Using very conservative assumptions about how much sea level is rising, City of Seattle planners project that within the next 40 years, storm surges and high tides will flood new areas of Seattle. While the sea level is expected to rise six inches, that coupled with an extreme event could raise the water by three to four feet.
Besides buying flood insurance, the City would like to know what citizens would like to do about their disaster scenario.
The City Council’s Mike O’Brien, chair of the council’s Energy & Environment Committee, says last month’s flooding of Beach Drive in West Seattle is just the latest wake-up call. It’s time to develop a climate change action plan.
“Over the next two months we will hold a series of public forums and host an online survey to gather input from the people of Seattle to help guide the actions the city needs to take,” said O’Brien in a release to the media. “We welcome all ideas and suggestions for actions we should take in the next three years as well as in the long-term. We plan to adopt a bold Climate Action Plan on Earth Day, April 22.”
Council member Jean Godden, who chairs the committee that oversees Seattle utilities, added, “[W]e have work to do to ensure Seattle’s utility infrastructure and assets are prepared for climate change.” Seattle Public Utilities (SPU) has already been working on reducing its greenhouse gas emissions; Seattle, though supplied in most part by hydroelectricity, has in the past relied on coal to fill as-needed demand.

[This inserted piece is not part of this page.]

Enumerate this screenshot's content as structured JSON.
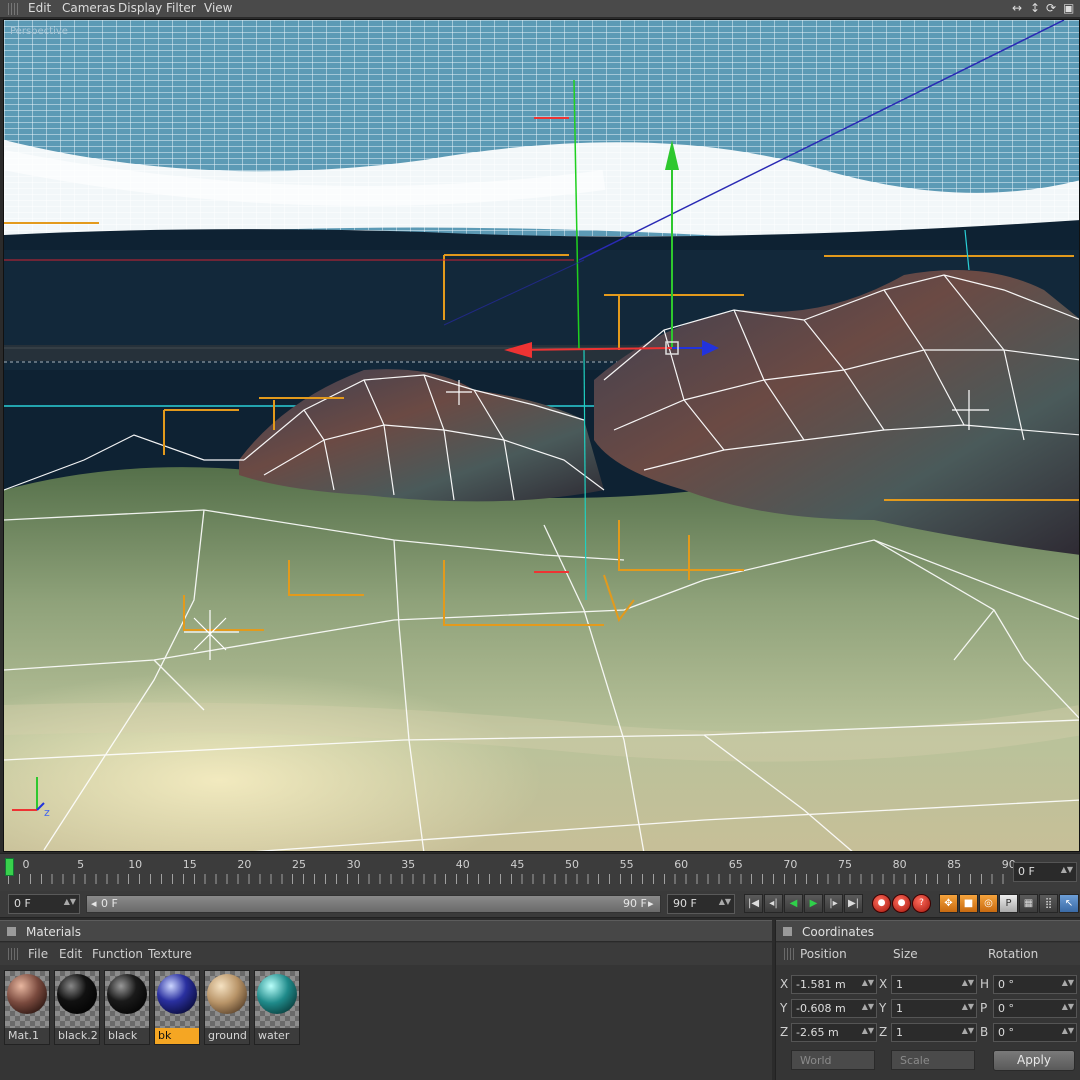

But SPU has also been mapping the parts of Seattle more likely to flood by 2050, from either a rise in sea level or record tides. Post-Hurricane Sandy, utilities in not-so-flood-prone areas are taking a closer look at their vulnerability to extreme events: Are underground transformers really watertight? Are aboveground transformers high enough? It took New York and New Jersey utilities 11 and 13 days, respectively, to restore power to 95 percent of customers following the hurricane.

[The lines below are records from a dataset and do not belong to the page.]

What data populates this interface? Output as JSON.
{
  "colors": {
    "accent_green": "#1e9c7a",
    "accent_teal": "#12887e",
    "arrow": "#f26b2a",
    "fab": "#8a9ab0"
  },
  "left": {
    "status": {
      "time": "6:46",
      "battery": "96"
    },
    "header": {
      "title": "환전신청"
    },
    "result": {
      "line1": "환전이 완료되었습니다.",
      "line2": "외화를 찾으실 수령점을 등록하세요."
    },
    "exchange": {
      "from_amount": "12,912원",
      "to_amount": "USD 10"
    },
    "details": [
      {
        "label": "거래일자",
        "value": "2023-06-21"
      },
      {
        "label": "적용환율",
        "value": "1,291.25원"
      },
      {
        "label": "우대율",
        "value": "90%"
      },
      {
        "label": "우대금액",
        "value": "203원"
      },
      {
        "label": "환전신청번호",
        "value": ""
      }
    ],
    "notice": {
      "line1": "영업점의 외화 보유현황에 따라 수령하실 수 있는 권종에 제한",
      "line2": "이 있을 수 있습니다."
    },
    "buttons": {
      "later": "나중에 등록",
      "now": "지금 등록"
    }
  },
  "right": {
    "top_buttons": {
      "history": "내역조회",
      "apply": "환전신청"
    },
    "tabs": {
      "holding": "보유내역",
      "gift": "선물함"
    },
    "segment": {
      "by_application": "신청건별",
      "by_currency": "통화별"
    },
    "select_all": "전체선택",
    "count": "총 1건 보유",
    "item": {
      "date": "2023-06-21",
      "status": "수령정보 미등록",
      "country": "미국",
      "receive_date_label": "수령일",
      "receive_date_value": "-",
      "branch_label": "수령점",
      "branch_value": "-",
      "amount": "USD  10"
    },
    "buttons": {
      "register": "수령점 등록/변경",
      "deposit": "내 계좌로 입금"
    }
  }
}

One thing to remember when looking at the map is this important caveat: “Data provided by Puget Sound LiDAR Consortium indicates a vertical accuracy in the 2001 LiDAR data (NAV88 Datum) in the order of 1 foot. Considering this margin of error, the 6-inch sea level rise estimate may be too fine a gradation to be predictable.” So the light blue for sea level rise (kind of an idiot choice for color, since it’s next to the light blue for water — ed.) isn’t that reliable.
But also consider that the estimates for the rise in sea level come from University of Washington’s 2008 Climate Impacts Group report (pdf) “Sea Level Rise in the Coastal Waters of Washington State” (with figures from National Tidal Datum Epoch 1983-2001). Given the global rate of sea level rise already (Seattle’s trend for the past century has been two millimeters per year), researchers decided that at least six inches by 2050 was most likely — but their worst case scenario was 22 inches.
A 2012 report, “Sea-Level Rise for the Coasts of California, Oregon, and Washington: Past, Present, and Future,” using recent satellite data to track an increase in the rate of sea level rise, now projects as much as nine inches by 2030, and 19 by 2050. (This is all contingent upon an 8.0 megathrust quake not submerging us by seven feet, which has happened before. It turns out the Washington coast’s sea level rise is variable because parts — the northwest Olympic Peninsula, for instance — are being pushed up by tectonics faster than the ocean is rising.)
If you’re a fan of Nassim Taleb, you will already know that he advises people to prepare for the worst and let the likely take care of itself. With that in mind, our vulnerability to a Cascadia subduction zone megathrust earthquake far outpaces the risks of sea level rise from climate change. The latest odds are about 37 percent that Seattle will feel an 8.0 or greater in the next 50 years. When that occurs, the tsunami could be catastrophic (see pdf model of tsunami impact). The last megathrust quake, in 1700, sent a tsunami that was 30 feet tall when it hit Japan.